Citing four key technologies – energy storage, electric vehicles, self-driving cars, and solar – the author of the amazon.com best seller “Clean Disruption of Energy and Transportation” said the energy and transport industries were on the cusp of either being transformed or destroyed.
“The energy and transport industries will become high-tech industries” he told the Petroleum Institute of Thailand’s 30th anniversary event that was attended by energy and science ministers, privy councillor, director of the Crown Property Bureau Snoh Unakul, and other top energy officials and executives. Speaking at a press conference held at the conference, Seba said since consumers would switch “en masse” to electric vehicles by 2020, petroleum – 60 per cent of which is used for transport – was going to become obsolete.
The driving force will be the four key technologies that will improve exponentially, not because of climate change, he said.

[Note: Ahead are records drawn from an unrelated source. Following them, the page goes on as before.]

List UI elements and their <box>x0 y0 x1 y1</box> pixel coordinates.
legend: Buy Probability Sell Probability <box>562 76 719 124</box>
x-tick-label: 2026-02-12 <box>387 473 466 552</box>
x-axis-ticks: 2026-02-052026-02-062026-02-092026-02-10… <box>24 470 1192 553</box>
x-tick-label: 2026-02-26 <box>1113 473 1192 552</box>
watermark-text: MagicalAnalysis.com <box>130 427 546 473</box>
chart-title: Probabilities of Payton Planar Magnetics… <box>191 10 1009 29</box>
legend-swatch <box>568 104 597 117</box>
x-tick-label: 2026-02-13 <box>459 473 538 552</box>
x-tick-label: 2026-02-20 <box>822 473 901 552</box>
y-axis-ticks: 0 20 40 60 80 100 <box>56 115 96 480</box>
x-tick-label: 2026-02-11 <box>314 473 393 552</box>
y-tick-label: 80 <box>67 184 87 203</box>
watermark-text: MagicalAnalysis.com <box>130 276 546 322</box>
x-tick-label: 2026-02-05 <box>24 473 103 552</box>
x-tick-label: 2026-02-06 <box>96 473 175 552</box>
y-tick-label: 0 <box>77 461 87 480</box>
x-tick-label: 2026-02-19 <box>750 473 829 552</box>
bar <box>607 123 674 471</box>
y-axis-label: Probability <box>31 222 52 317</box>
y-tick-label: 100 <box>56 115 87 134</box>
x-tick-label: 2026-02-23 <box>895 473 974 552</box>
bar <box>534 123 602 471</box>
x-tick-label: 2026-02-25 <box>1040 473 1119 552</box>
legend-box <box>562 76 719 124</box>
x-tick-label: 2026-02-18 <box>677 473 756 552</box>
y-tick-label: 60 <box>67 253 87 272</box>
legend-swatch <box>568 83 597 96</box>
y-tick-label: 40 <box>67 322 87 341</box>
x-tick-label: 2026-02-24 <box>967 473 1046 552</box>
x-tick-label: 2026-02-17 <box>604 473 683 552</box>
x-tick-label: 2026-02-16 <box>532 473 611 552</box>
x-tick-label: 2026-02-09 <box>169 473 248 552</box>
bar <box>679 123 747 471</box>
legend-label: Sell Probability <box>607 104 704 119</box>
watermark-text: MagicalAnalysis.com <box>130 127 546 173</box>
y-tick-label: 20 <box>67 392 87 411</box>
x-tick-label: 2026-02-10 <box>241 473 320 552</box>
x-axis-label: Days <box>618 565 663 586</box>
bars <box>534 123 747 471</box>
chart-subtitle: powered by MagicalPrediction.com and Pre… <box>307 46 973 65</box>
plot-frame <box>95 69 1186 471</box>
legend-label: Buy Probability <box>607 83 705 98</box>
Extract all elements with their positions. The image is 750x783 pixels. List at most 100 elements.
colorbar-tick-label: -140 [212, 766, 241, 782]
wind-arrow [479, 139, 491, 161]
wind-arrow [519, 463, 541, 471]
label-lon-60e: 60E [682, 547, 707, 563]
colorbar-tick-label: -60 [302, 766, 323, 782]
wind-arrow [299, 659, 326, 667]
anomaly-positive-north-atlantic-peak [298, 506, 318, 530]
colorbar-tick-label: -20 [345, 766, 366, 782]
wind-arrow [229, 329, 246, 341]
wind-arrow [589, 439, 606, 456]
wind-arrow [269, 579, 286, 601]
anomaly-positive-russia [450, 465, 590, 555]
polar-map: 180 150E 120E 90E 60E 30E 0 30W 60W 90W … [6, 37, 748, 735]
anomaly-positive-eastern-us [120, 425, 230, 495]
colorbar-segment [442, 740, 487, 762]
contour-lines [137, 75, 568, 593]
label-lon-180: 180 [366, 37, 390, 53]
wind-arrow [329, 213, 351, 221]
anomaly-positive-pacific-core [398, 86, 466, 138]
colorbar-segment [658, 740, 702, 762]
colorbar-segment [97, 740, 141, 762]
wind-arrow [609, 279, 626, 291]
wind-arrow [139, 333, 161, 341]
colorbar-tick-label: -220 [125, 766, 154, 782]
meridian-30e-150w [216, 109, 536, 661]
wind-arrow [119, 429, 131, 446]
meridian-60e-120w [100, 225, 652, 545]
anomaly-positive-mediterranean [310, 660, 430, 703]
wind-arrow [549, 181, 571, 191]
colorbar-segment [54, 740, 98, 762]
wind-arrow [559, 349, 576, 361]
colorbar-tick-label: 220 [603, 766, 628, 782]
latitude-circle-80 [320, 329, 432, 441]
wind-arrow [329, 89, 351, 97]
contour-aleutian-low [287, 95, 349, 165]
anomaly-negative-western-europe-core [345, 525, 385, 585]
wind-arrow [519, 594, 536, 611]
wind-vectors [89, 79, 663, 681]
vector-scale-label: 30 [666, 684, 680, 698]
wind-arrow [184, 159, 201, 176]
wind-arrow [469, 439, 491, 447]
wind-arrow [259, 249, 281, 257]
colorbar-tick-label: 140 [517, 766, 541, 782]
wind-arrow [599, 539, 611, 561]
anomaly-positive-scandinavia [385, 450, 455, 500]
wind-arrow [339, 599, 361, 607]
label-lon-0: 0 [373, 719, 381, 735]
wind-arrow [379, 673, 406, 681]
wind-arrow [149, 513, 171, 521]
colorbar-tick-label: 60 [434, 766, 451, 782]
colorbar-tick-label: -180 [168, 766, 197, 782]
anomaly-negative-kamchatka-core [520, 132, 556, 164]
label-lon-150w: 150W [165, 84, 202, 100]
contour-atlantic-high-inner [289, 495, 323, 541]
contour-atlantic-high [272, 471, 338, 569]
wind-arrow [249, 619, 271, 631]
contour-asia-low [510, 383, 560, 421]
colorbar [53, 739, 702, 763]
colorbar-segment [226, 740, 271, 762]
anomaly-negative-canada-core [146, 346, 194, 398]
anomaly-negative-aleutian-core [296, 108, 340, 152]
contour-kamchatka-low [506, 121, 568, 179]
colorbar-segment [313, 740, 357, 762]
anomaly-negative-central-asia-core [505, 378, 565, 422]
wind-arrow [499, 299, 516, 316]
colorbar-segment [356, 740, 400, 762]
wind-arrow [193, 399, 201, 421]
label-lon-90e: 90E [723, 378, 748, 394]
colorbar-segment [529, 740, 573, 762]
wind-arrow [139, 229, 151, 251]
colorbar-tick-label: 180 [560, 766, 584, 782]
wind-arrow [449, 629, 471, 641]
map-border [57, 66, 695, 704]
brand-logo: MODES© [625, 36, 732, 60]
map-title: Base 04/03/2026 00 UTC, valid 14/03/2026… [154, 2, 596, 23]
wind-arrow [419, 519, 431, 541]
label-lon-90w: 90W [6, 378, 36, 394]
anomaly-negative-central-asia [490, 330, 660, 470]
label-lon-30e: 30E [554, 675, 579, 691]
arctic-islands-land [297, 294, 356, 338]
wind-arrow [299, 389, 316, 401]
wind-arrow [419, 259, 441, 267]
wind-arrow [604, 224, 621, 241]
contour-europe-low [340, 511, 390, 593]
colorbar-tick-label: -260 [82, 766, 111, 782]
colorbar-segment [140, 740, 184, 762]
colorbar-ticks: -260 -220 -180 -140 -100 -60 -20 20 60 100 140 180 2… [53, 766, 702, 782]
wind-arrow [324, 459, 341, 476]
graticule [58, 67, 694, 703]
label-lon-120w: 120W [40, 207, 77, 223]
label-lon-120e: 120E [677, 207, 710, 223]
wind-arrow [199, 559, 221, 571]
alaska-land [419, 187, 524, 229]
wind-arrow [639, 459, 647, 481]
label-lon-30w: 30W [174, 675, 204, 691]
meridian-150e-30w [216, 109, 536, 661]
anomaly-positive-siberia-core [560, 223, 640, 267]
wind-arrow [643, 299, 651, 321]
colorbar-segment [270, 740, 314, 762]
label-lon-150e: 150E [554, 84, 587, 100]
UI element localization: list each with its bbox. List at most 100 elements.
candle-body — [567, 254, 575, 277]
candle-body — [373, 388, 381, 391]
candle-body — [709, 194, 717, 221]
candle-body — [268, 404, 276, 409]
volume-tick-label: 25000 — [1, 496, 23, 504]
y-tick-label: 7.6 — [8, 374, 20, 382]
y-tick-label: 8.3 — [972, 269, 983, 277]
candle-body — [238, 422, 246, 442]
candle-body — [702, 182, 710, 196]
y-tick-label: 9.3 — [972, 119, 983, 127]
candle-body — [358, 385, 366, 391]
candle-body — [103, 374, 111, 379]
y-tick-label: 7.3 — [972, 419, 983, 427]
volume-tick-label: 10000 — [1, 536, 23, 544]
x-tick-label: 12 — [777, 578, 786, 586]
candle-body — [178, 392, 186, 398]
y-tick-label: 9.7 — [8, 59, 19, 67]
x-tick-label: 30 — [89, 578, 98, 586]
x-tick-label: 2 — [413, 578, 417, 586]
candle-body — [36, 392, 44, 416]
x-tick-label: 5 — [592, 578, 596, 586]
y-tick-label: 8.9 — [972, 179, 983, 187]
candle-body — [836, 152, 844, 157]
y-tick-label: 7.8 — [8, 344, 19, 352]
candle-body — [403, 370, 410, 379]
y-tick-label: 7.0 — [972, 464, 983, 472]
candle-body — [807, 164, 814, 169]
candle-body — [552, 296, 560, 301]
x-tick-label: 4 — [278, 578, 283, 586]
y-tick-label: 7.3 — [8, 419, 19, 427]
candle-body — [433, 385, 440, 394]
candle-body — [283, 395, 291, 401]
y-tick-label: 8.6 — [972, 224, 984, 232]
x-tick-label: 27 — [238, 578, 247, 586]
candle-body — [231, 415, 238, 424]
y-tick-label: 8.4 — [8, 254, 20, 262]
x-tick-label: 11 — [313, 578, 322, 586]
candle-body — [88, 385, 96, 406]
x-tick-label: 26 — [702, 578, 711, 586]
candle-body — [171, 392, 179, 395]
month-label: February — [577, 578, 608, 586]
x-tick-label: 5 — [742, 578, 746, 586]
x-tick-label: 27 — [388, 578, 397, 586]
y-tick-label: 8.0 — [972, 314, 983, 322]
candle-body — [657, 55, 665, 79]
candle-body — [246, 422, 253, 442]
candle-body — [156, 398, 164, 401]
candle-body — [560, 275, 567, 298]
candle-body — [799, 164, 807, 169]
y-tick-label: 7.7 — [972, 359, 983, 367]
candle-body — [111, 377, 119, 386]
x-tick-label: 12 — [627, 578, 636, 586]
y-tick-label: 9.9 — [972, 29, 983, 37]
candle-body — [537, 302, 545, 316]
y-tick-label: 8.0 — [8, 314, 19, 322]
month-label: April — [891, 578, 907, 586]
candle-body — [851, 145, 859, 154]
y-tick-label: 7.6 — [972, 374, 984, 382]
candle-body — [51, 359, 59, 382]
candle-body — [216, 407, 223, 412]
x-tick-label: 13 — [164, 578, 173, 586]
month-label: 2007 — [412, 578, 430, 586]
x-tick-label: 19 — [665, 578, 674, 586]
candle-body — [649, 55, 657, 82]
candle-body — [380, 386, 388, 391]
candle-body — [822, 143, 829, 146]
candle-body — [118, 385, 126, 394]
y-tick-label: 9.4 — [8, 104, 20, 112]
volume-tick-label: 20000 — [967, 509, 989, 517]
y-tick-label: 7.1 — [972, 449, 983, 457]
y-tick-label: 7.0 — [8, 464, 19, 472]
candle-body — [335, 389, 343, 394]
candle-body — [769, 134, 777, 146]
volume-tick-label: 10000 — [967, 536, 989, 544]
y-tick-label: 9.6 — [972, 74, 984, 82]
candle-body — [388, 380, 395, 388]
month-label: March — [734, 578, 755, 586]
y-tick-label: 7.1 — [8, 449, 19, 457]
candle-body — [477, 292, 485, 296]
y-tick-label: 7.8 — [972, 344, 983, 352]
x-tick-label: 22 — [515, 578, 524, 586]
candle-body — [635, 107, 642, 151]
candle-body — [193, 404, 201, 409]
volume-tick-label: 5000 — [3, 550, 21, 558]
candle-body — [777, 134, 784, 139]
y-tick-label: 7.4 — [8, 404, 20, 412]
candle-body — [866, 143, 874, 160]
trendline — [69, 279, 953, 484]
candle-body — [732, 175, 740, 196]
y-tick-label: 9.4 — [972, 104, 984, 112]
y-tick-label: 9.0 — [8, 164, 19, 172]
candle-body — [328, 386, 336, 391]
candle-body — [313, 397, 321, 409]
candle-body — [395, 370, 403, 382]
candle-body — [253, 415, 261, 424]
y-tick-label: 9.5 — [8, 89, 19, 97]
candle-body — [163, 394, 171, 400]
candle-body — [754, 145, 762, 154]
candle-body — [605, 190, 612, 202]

Besides “exponential” technological development in key areas such as in lithium-on batteries, solar photovoltaic installations and generating costs, electric and autonomous cars, and LIDAR sensors, Seba pointed out business model innovations that could accelerate the changes such as storage-as-a-service, electric vehicles’ (EVs) free charging network, car-as-a-service, and “zero money down solar” leasing.
EVs will hit the low-end automobile segments by 2020 when their prices drop to $20,000 (Bt700,000) and will put an end to internal combustion engine cars when EV prices fall to $5,000 in 2030, he predicted. Tesla recently introduced its Model 3 at an unsubsidised retail price tag of $35,000. Within 24 hours, it received 180,000 bookings – a record for the car industry.